Al instante, más de diez personas salieron corriendo dando alaridos, armadas, y cargaron ferozmente directo hacia Li Chenggang.
Los espectadores, al ver esto, se sobresaltaron y se dispersaron de inmediato, derribando mesas y sillas por temor a verse atrapados en el fuego cruzado y sufrir una calamidad inmerecida.
Xia Ying y Xu Miaotong, a un lado, también estaban pálidas.
Pero en un abrir y cerrar de ojos, la docena de hombres se había enzarzado con Li Chenggang.
¡Clang, pum, plaf!
Después de todo, Li Chenggang había estado en el ejército; sabía pelear y, en un instante, tres o cuatro hombres ya estaban en el suelo.
Pero como dice el refrán, dos puños no son rival para cuatro manos y, al final, fue superado.
¡Uno de los hombres agarró un bate de béisbol y, con un «crac», le partió la pierna!
Li Chenggang yacía en el suelo, empapado en sudor frío por el dolor, pero sin emitir ni un solo sonido.
—¡Bah, maldita sea, eso te pasa por hacerte el gallito!
—escupió Wang Chuang con saña.
De inmediato, el bar entero se quedó en silencio; nadie se atrevía a decir una palabra.
—Chuangzi, lo que dijo este tipo antes tenía sentido.
¿Cómo puedes ser tan bruto con una belleza?
—Li Guohao se giró de inmediato hacia Wang Chuang y lo reprendió.
—Eh…
La lección del Joven Maestro Hao es que…
—balbuceó Wang Chuang.
—Lo que quiero decir es que esta chica no está nada mal.
Átenlas a las dos y tráiganlas.
Esta noche los recompensaré a los dos —dijo Li Guohao con una leve sonrisa, dando la orden.
Wang Chuang y Zhao Bin se quedaron atónitos, y luego le dieron las gracias apresuradamente: —¡Muchas gracias por su recompensa, Joven Maestro Hao!
—Ese imbécil no va a aparecer, dense prisa.
¡No tengo tiempo que perder aquí!
—dijo Li Guohao con indiferencia.
—¡Sí, Joven Maestro Hao!
—respondió Wang Chuang apresuradamente.
—¡Hombres, llévense a estas dos mujeres!
Tras la orden, unos cuantos secuaces se adelantaron, dirigiéndose directamente hacia las dos mujeres.
—¿Qué hacen?
¡Suéltennos…!
—gritaron alarmadas Xia Ying y Xu Miaotong.
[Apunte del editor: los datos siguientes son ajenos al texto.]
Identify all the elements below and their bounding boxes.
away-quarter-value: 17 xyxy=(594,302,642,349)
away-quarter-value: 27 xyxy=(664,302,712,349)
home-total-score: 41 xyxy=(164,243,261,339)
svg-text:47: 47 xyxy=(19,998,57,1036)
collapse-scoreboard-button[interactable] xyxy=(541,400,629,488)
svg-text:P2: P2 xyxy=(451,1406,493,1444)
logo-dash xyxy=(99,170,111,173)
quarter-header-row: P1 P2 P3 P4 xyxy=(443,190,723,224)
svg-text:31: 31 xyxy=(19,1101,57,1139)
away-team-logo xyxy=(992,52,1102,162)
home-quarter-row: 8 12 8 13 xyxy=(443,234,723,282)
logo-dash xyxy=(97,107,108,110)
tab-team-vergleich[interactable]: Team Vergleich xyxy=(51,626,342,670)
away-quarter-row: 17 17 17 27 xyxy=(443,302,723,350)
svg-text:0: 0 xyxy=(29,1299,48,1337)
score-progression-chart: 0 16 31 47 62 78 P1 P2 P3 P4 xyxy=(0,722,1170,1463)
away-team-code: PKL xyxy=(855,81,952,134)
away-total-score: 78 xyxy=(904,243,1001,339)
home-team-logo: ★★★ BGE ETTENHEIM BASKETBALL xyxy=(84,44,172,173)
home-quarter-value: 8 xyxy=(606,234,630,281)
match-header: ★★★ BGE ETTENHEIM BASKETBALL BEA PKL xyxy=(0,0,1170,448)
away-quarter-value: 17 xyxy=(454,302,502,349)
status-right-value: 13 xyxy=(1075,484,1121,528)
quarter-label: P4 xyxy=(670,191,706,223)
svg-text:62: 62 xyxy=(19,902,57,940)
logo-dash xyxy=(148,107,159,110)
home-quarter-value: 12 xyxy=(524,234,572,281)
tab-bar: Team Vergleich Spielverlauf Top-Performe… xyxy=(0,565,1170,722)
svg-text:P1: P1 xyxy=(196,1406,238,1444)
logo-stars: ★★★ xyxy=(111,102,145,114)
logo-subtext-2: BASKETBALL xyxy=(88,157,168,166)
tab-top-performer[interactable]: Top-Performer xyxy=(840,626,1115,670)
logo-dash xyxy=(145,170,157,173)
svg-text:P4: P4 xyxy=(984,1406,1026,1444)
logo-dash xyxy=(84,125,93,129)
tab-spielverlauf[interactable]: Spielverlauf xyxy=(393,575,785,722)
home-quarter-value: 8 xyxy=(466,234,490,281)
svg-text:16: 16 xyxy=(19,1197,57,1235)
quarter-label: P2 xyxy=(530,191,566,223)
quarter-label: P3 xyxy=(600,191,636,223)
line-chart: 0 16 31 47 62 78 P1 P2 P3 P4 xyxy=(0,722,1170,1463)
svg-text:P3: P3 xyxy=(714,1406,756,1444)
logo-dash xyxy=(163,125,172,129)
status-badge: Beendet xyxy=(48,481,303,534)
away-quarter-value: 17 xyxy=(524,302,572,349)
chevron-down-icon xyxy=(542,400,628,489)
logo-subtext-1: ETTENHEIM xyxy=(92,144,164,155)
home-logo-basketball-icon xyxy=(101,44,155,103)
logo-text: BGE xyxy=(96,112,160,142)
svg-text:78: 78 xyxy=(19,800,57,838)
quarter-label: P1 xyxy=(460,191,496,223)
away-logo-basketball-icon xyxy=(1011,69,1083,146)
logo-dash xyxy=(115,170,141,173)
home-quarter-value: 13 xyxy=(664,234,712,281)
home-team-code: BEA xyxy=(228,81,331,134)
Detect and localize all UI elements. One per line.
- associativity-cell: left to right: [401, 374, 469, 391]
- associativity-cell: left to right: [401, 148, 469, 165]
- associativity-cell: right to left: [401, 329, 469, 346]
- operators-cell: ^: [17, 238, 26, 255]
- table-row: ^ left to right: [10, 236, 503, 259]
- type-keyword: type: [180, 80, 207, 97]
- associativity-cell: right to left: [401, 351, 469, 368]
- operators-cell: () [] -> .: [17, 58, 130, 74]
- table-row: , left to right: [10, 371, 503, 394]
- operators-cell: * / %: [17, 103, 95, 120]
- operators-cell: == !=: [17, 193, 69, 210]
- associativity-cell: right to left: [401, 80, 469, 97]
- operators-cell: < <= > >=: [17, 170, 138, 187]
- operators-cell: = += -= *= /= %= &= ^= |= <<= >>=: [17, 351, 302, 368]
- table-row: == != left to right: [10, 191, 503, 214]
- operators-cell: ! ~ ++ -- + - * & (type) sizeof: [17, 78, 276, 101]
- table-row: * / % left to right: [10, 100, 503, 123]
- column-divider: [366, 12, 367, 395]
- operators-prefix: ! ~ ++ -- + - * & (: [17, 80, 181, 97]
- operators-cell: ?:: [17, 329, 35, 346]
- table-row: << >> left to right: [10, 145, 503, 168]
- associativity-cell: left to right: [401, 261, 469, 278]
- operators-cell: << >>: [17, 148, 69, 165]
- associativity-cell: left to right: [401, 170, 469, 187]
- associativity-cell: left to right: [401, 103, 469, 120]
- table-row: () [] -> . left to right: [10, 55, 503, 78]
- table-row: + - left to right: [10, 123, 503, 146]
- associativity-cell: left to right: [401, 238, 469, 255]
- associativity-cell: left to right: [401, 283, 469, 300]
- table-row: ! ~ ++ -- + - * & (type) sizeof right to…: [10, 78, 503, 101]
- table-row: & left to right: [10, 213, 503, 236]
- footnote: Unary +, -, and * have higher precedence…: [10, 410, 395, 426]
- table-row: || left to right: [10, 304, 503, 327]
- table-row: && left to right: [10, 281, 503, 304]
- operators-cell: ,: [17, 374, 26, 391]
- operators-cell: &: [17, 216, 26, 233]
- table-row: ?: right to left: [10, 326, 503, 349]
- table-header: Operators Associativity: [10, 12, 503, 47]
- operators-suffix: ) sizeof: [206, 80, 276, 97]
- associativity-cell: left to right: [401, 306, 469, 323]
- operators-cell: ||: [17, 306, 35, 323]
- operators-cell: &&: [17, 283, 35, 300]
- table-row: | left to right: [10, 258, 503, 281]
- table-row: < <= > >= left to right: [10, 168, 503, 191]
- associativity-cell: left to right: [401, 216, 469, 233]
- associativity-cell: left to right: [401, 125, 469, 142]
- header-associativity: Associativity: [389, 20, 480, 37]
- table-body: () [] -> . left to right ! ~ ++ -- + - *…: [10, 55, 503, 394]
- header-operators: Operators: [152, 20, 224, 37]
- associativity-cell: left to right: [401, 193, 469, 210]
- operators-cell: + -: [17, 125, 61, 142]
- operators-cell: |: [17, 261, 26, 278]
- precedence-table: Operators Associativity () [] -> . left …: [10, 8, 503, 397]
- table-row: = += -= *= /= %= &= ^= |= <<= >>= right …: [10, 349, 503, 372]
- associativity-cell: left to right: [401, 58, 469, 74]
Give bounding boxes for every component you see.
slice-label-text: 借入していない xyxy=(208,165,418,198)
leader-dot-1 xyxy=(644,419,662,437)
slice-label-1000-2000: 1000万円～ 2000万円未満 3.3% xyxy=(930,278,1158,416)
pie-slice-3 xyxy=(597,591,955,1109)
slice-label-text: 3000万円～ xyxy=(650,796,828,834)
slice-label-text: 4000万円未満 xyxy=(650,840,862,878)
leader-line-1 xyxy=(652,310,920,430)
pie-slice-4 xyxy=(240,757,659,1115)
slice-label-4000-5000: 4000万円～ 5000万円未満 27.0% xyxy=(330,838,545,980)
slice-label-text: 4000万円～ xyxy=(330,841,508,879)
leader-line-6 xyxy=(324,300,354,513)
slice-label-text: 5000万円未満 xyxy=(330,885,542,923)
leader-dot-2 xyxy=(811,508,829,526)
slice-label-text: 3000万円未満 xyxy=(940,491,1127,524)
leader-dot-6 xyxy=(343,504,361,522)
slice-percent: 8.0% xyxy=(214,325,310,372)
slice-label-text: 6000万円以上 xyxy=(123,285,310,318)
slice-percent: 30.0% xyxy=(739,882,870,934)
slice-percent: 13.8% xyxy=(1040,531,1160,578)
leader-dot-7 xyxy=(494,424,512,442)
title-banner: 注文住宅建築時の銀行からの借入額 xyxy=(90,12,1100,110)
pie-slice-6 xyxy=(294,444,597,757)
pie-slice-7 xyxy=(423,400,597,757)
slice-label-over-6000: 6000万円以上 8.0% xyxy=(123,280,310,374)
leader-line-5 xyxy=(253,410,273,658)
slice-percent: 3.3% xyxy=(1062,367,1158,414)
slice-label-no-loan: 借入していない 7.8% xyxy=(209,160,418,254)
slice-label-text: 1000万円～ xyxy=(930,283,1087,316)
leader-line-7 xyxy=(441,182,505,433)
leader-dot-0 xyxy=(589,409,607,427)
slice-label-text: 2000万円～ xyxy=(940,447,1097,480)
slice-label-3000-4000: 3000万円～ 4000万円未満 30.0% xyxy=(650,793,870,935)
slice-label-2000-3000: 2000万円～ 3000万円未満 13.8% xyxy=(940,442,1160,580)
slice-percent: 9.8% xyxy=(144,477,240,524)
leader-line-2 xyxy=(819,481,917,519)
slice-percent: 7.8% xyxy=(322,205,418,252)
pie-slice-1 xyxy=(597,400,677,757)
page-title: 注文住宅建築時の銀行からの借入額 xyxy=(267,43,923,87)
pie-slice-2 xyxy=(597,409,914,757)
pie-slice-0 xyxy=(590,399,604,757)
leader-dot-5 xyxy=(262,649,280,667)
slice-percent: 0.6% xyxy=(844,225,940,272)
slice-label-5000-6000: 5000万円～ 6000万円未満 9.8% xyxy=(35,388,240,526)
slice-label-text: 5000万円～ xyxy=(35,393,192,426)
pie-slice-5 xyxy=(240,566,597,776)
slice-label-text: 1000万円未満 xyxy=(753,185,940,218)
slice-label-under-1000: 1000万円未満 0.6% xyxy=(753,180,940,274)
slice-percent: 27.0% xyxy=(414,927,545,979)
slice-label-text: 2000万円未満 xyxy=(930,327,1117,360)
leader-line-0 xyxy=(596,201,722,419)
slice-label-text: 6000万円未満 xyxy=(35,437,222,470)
Por mucho que forcejearon, fue inútil; al momento las alzaron en vilo, una a cada lado.
—Li Guohao, tienes un par de agallas.
¿Quién te dio el valor?
—Una voz aguda, cortante como un cuchillo, irrumpió de repente desde el exterior de la puerta.
Al oír estas palabras, todos en la sala se sobresaltaron y se giraron para mirar hacia la entrada.
Vieron a un joven con las manos a la espalda, que entraba con un aire gélido.
Las pupilas de Li Guohao se contrajeron mientras se fijaba en el recién llegado.
¡No se esperaba que este don nadie se atreviera a venir!